Who should have a greater voice, the designer or the user? That is what the first post in the series Gamer’s Rights sets out to decide in the case for version control of video games. Sets out, that is, but maybe does not get there. Not because of the good work of the author, but because of the medium in question.
My very first reaction, just upon reading the thesis of the argument, was that it was wrong: users do not have a right to a certain version. As a designer myself, the worst thing I can do is to completely listen and execute on all feedback I get about a project. While trusted opinions might matter more than others, it is the responsibility of the designer to follow their own dream and create according to what their intent is… while also limiting the number of interpretations of their work.
One of the worst arguments you can get into with professionally creative people is over the “intent” of a project. Thousands of books have been published on what certain authors intended while creating any number of famous works of art. The designer’s job then is to limit these responses from the work. Writing about the designer is fine, but a designer can never go and tell people what the interpretation is of a work is. For a designer to say “You didn’t get it” is a frequent and terrible transgression. A writer cannot go around and tell people how to feel about a novel. A painter cannot go around and tell people how to feel about a painting. If the audience for the work does not understand the message of the creation then, in some way, the designer has failed.

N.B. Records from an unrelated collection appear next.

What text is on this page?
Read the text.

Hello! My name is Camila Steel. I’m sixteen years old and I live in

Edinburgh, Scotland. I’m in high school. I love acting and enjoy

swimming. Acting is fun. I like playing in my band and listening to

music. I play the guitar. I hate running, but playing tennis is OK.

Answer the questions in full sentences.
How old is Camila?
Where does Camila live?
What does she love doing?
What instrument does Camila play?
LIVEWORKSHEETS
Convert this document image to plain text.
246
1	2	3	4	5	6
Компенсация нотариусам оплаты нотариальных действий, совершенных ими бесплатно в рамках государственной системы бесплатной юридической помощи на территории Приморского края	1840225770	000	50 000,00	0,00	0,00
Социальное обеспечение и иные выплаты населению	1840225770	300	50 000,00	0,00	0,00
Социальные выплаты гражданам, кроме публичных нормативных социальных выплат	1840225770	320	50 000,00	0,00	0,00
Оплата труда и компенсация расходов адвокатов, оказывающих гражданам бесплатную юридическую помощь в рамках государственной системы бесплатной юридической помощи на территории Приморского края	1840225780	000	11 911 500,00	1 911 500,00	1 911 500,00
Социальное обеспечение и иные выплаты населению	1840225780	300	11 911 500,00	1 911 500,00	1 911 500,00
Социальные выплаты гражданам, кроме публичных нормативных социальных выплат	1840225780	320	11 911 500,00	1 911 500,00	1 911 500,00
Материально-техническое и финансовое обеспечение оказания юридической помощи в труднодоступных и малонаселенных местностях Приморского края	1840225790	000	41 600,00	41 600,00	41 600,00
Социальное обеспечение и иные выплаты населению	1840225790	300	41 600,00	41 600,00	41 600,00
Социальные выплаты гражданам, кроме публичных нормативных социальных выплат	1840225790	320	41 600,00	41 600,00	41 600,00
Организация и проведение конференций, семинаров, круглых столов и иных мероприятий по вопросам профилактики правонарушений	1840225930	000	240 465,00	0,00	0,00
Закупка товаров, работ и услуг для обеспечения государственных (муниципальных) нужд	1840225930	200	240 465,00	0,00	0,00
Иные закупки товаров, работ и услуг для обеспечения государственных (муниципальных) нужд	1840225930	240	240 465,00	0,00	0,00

In any other medium than video games, this would be a tragic but necessary part of the evolution of the designer. In the next work, the designer will try again to evoke certain emotions, at certain times, for a certain audience. Video games however are very different in that they can be revised.

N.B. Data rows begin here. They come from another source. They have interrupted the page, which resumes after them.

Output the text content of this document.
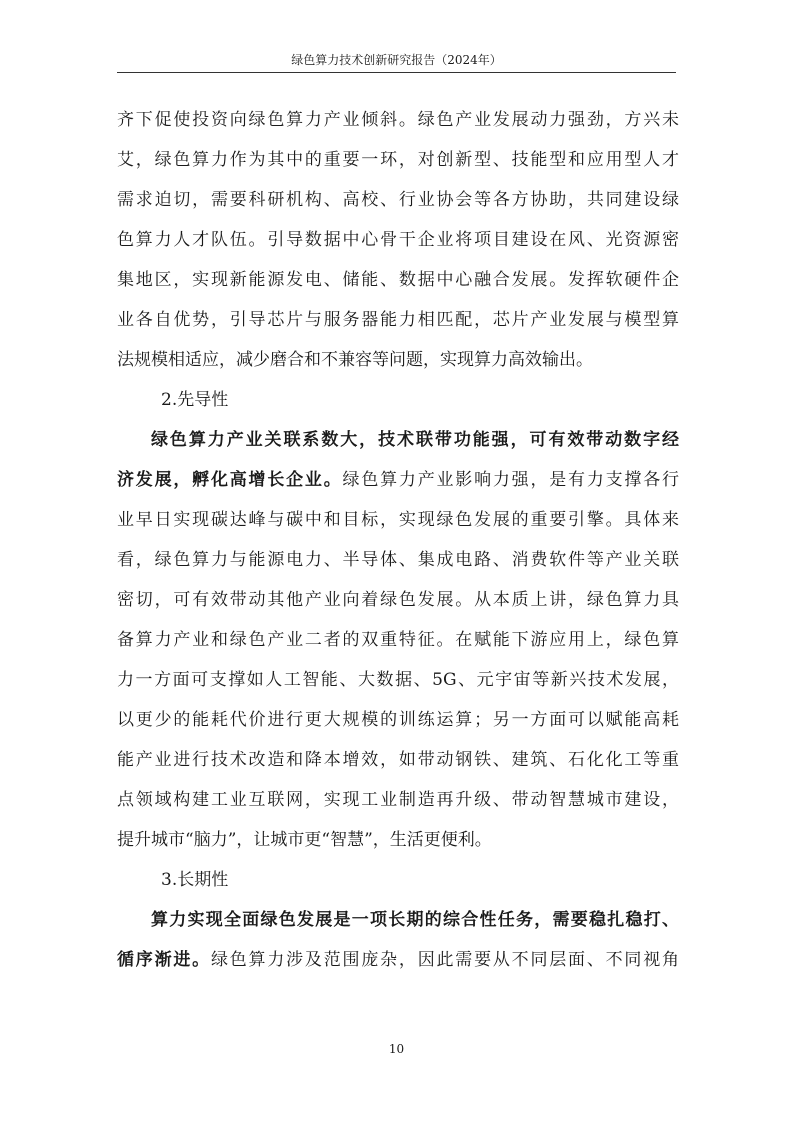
绿色算力技术创新研究报告（2024年）
齐下促使投资向绿色算力产业倾斜。绿色产业发展动力强劲，方兴未
艾，绿色算力作为其中的重要一环，对创新型、技能型和应用型人才
需求迫切，需要科研机构、高校、行业协会等各方协助，共同建设绿
色算力人才队伍。引导数据中心骨干企业将项目建设在风、光资源密
集地区，实现新能源发电、储能、数据中心融合发展。发挥软硬件企
业各自优势，引导芯片与服务器能力相匹配，芯片产业发展与模型算
法规模相适应，减少磨合和不兼容等问题，实现算力高效输出。
2.先导性
绿色算力产业关联系数大，技术联带功能强，可有效带动数字经
济发展，孵化高增长企业。绿色算力产业影响力强，是有力支撑各行
业早日实现碳达峰与碳中和目标，实现绿色发展的重要引擎。具体来
看，绿色算力与能源电力、半导体、集成电路、消费软件等产业关联
密切，可有效带动其他产业向着绿色发展。从本质上讲，绿色算力具
备算力产业和绿色产业二者的双重特征。在赋能下游应用上，绿色算
力一方面可支撑如人工智能、大数据、5G、元宇宙等新兴技术发展，
以更少的能耗代价进行更大规模的训练运算；另一方面可以赋能高耗
能产业进行技术改造和降本增效，如带动钢铁、建筑、石化化工等重
点领域构建工业互联网，实现工业制造再升级、带动智慧城市建设，
提升城市“脑力”，让城市更“智慧”，生活更便利。
3.长期性
算力实现全面绿色发展是一项长期的综合性任务，需要稳扎稳打、
循序渐进。绿色算力涉及范围庞杂，因此需要从不同层面、不同视角
10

Much was made of the fact that Stephen King changed things in his Dark Tower series. For the first book, he added about 35 pages to “resolve continuity errors”. That is what I think of when users talk of a designer changing a work. They wish to bring the work more in line with the overall intended aesthetic experience. In order for the audience to understand the greater picture, the designer steps in and prevents confusion, limits interpretations of a work by introducing changes. Put in gamer speak, the designer patches the work.
I agree with Ross (Boss1000) that companies should fix bugs, patch multiplayer games and add content. These are all things that decrease the likelihood of invalid interpretations and bring the creation closer in line with the intended product. It is never the goal of a designer to ship a game with a bug or some imbalance of the rules between parties. These, whenever possible, should be fixed in order that play continue according to the rules of the game. We both agree with this view of version control. My problem is not with the designer but the user.

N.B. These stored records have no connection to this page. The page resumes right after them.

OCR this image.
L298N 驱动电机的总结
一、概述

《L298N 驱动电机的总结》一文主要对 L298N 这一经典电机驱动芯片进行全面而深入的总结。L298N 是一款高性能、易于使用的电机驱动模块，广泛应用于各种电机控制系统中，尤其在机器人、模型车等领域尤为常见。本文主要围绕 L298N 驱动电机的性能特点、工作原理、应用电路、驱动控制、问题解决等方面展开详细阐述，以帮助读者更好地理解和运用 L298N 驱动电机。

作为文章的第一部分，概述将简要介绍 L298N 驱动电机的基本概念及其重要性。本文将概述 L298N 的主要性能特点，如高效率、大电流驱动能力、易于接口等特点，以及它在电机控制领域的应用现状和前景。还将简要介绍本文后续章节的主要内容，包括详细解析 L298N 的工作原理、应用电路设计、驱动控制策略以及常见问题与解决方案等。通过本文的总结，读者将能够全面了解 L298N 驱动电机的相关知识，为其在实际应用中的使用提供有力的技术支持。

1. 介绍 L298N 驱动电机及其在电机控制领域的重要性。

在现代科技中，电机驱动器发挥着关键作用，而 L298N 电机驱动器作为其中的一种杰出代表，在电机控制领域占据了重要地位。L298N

A designer creates with an intent for a user. This is where video games become very interesting in this conversation. If a prevalent interpretation of a work is in contrast to what the designer intended, the designer can often do nothing about it but get angry. Video game designers though can force an experience, if they want. The problem though is that video games, more than any other medium, has to maintain the attention of the user throughout the experience of the work. If a player permanently leaves the experience, for any reason due to the mechanical level, then the designer has failed.
Aesthetic responses can often be predicted but not controlled. If the play elicits an emotion from the player and the player, from that feeling alone, leaves the experience then the player has made the choice to disengage. If a subset complains about a feature or aspect of the experience, should the designer change it? Shouldn’t the work of the designer speak the message? This is questionable. Is enough of the audience confused about the experience that the designer should take steps to help or is a vocal minority trying to maintain something that has become meaningful only to them? This is the Runescape example that Ross uses, a certain part of the audience paid for the right to have a certain outdated version of the game experience.
I think, while I have taken a harder stance, that Ross and I agree in the end that the designer should be trusted with shaping the experience. I side much more with authorial choice than the need to just “make the game fun” though. A designer may work for a user, but they also craft the responses from their own subjective tastes and experiences. Designers get paid to work for a reason, their choices in the process of creation makes a valued product.